Ribeirão Preto, SP, 07 (AE) - Cinco pessoas morreram na queda do avião Lear jet 24, prefixo PT-LEM, às 11h30 de hoje , no Aeroporto Leite Lopes, em Ribeirão Preto, na região nordeste do Estado. Era apenas um vôo de checagem dos pilotos da empresa Manacá Táxi Aéreo, de Osasco, na Grande São Paulo. O avião, que arremeteria (tocaria o solo e levantaria vôo em seguida), chegou desequilibrado na cabeceira da pista, bateu uma das asas no chão
arrastou-se por cerca de 200 metros e explodiu. Em pouco tempo, todos os tripulantes foram carbonizados. A ação dos bombeiros do aeroporto foi insuficiente.
O avião saiu do Aeroporto de Congonhas, em São Paulo, para avaliação prática da capacitação técnica dos pilotos. O checador do Departamento de Aviação Civil (DAC) a bordo era o capitão Vitor dos Santos Júnior, que trabalhava como oficial de segurança de vôo no Quarto Serviço Regional de Aviação Civil (Serac-4). Tripulação - Os outros tripulantes que morreram são os pilotos Gutemberg Victor da Silva Júnior, Maurício DAgostini Nascimento
Renato Juliano Depiere e Walter Tessin Filho - o último foi descoberto apenas na retirada dos corpos da fuselagem do avião, já que seu nome não constava no comunicado oficial emitido pelo DAC à imprensa minutos antes. Avarias - Segundo alguns moradores de bairros próximos ao aeroporto, o avião tinha iniciado o pouso com avarias. "Eu vi o avião pegando fogo no ar", afirmou o serralheiro Devanir Gonçalves. As equipes de especialistas em acidentes aeronáuticos do DAC e do Serac-4 chegaram em Ribeirão Preto depois das 15 horas. Ninguém fez comentários sobre o acidente. O relatório final deverá ser divulgado em 60 dias.

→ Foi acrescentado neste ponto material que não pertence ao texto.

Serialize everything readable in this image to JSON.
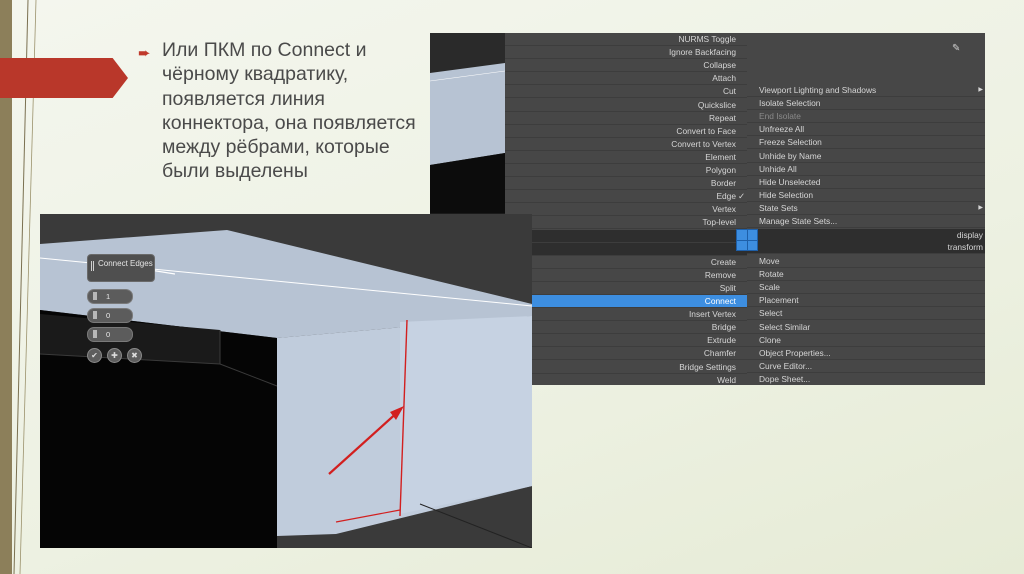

A única pista do Aeroporto Leite Lopes, que tem projeto para ser ampliado e tornar-se internacional e o primeiro privatizado do Brasil, ficou interditada até o início da noite para pousos e decolagens. Os vôos foram cancelados ou transferidos para outras cidades da região.
Os destroços começaram a ser recolhidos após a retirada dos corpos, no fim da tarde de hoje. Esse foi o acidente aéreo mais grave ocorrido Ribeirão Preto. Em 4 de maio de 1996, outro vôo de checagem, com problemas técnicos, causou a morte de três pessoas - dois tripulantes e um garoto que estava próximo do aeroporto que foi decapitado. Um dos pilotos sobreviveu, mas teve ferimentos graves.